Dahulu kala ada sebuah pohon apel yang besar. Setiap hari, seorang anak laki-laki kecil mendatangi pohon itu dan bermain di sekelilingnya. Ia memanjat puncaknya, makan buahnya dan tidur di naungannya. Ia mencintai pohon itu, dan pohon itu pun senang bermain-main dengannya.
Waktu berjalan, si anak tumbuh lebih besar. Ia tidak lagi bermain-main di bawah pohon itu setiap hari. Suatu hari si anak mendatangi pohon dengan wajah sedih.
“Mari kita bermain,” kata pohon apel.
“Aku sudah bukan anak-anak lagi, aku tidak bermain-main di bawah pohon,” kata si anak. “Aku ingin punya mainan. Aku butuh uang untuk membelinya.”
“Maaf, aku tidak punya uang, tapi kau dapat memetik semua buahku lalu menjualnya.”
Anak itu menjadi sangat senang. Lalu ia memetik semua apel yang bergantungan di pohon, kemudian pergi dengan perasaan gembira.
Setelah itu, si anak tidak kembali lagi. Pohon apel merasa sedih. Suatu hari, si anak kembali dan pohon apel merasa sangat gembira.
“Mari kita bermain-main,” ajak pohon apel
“Aku tidak punya waktu. Aku harus bekerja untuk menghidupi keluargaku. Kami butuh rumah untuk berteduh. Dapatkah kau membantuku?” kata si anak.
“Maaf, aku tidak punya rumah, tapi kau dapat memotong dahan-dahanku untuk membangun rumahmu.”
Si anak lalu memotong semua cabang pohon dan pergi dengan perasaan gembira. Sang pohon juga merasa bahagia bisa membantu. Namun, setelah itu si anak tidak pernah datang lagi. Sang pohon merasa kesepian dan sedih.
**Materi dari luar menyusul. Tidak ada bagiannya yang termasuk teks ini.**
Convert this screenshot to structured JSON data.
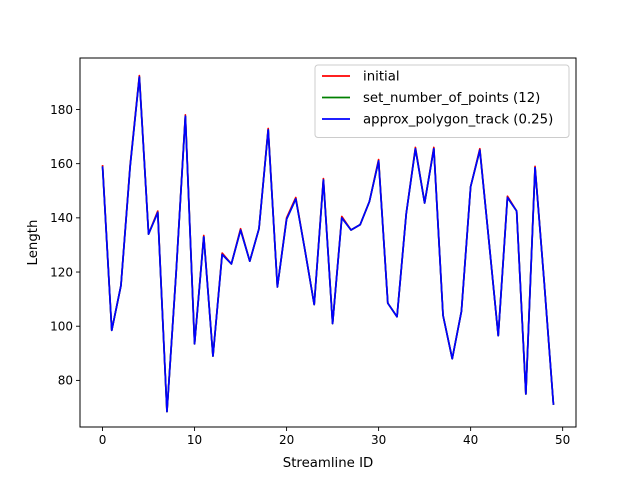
{
  "chart_data": {
    "type": "line",
    "title": "",
    "xlabel": "Streamline ID",
    "ylabel": "Length",
    "xlim": [
      -2.45,
      51.45
    ],
    "ylim": [
      62.8,
      199.0
    ],
    "xticks": [
      0,
      10,
      20,
      30,
      40,
      50
    ],
    "yticks": [
      80,
      100,
      120,
      140,
      160,
      180
    ],
    "xtick_labels": [
      "0",
      "10",
      "20",
      "30",
      "40",
      "50"
    ],
    "ytick_labels": [
      "80",
      "100",
      "120",
      "140",
      "160",
      "180"
    ],
    "grid": false,
    "legend_position": "top-right",
    "x": [
      0,
      1,
      2,
      3,
      4,
      5,
      6,
      7,
      8,
      9,
      10,
      11,
      12,
      13,
      14,
      15,
      16,
      17,
      18,
      19,
      20,
      21,
      22,
      23,
      24,
      25,
      26,
      27,
      28,
      29,
      30,
      31,
      32,
      33,
      34,
      35,
      36,
      37,
      38,
      39,
      40,
      41,
      42,
      43,
      44,
      45,
      46,
      47,
      48,
      49
    ],
    "series": [
      {
        "name": "initial",
        "color": "#ff0000",
        "values": [
          159.5,
          98.5,
          115,
          159.5,
          192.5,
          134,
          142.5,
          68.5,
          120,
          178,
          93.5,
          133.5,
          89,
          127,
          123,
          136,
          124,
          136,
          173,
          114.5,
          140,
          147.5,
          128,
          108,
          154.5,
          101,
          140.5,
          135.5,
          137.5,
          146,
          161.5,
          108.5,
          103.5,
          141.5,
          166,
          145.5,
          166,
          104,
          88,
          105.5,
          151.5,
          165.5,
          131,
          96.5,
          148,
          142.5,
          75,
          159,
          116,
          71
        ]
      },
      {
        "name": "set_number_of_points (12)",
        "color": "#008000",
        "values": [
          159,
          98.5,
          115,
          159,
          192,
          134,
          142,
          68.5,
          120,
          177.5,
          93.5,
          133,
          89,
          126.5,
          123,
          135.5,
          124,
          136,
          172.5,
          114.5,
          139.5,
          147,
          128,
          108,
          154,
          101,
          140,
          135.5,
          137.5,
          146,
          161,
          108.5,
          103.5,
          141.5,
          165.5,
          145.5,
          165.5,
          104,
          88,
          105.5,
          151.5,
          165,
          131,
          96.5,
          147.5,
          142.5,
          75,
          158.5,
          116,
          71
        ]
      },
      {
        "name": "approx_polygon_track (0.25)",
        "color": "#0000ff",
        "values": [
          159,
          98.5,
          115,
          159,
          192,
          134,
          142,
          68.5,
          120,
          177.5,
          93.5,
          133,
          89,
          126.5,
          123,
          135.5,
          124,
          136,
          172.5,
          114.5,
          139.5,
          147,
          128,
          108,
          154,
          101,
          140,
          135.5,
          137.5,
          146,
          161,
          108.5,
          103.5,
          141.5,
          165.5,
          145.5,
          165.5,
          104,
          88,
          105.5,
          151.5,
          165,
          131,
          96.5,
          147.5,
          142.5,
          75,
          158.5,
          116,
          71
        ]
      }
    ]
  }
}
Di musim panas, si anak kembali datang, dan pohon pun merasa sangat senang.
“Kemarilah … mainlah denganku!” kata pohon.
“Aku sedih. Aku sekarang semakin tua. Aku ingin sekali berlayar untuk menikmati hari ruaku. Dapatkah kau memberiku perahu?”
“Gunakanlah batangku untuk membuat perahu. Kau dapat berlayar jauh dan menikmati hari-hari bahagia!”
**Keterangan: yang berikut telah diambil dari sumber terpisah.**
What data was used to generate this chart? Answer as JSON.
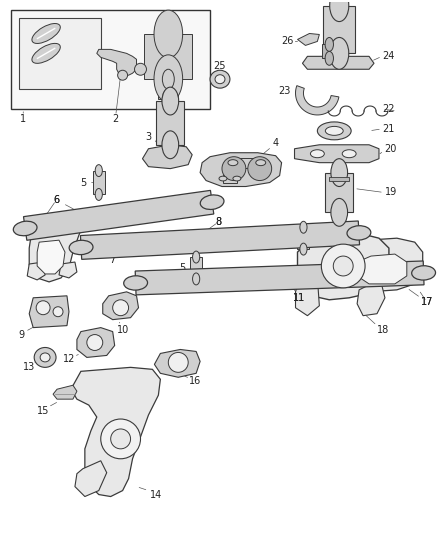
{
  "bg_color": "#ffffff",
  "line_color": "#3a3a3a",
  "fill_light": "#e8e8e8",
  "fill_mid": "#d0d0d0",
  "fill_dark": "#b8b8b8",
  "label_color": "#222222",
  "fig_width": 4.38,
  "fig_height": 5.33,
  "dpi": 100,
  "lw": 0.8,
  "fontsize": 7.0
}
Lalu si anak memotong batang pohon untuk membuat perahu. Ia pergi berlayar dan lama tidak kembali. Akhirnya, setelah sekian banyak tahun lewat, si anak kembali.
“Nak, maafkan aku, aku tidak punya apa-apa lagi untukmu sekarang. Tidak ada lagi apel untukmu . . ., “ kata pohon apel.
“Aku sudah tidak punya gigi lagi untuk menggigit,” kata si anak.
“Aku tidak punya batang lagi untuk dipanjat.”
“Aku terlalu tua untuk memanjat.”
“Aku benar-benar tidak memiliki apa-apa kecuali akar-akarku yang sekarang sekarat,” kata pohon dengan sedih.
“Aku sekarang juga tidak butuh yang macam-macm, aku hanya butuh tempat istirahat. Aku merasa lelah setelah melewatkan tahun-tahun itu,” jawab si anak.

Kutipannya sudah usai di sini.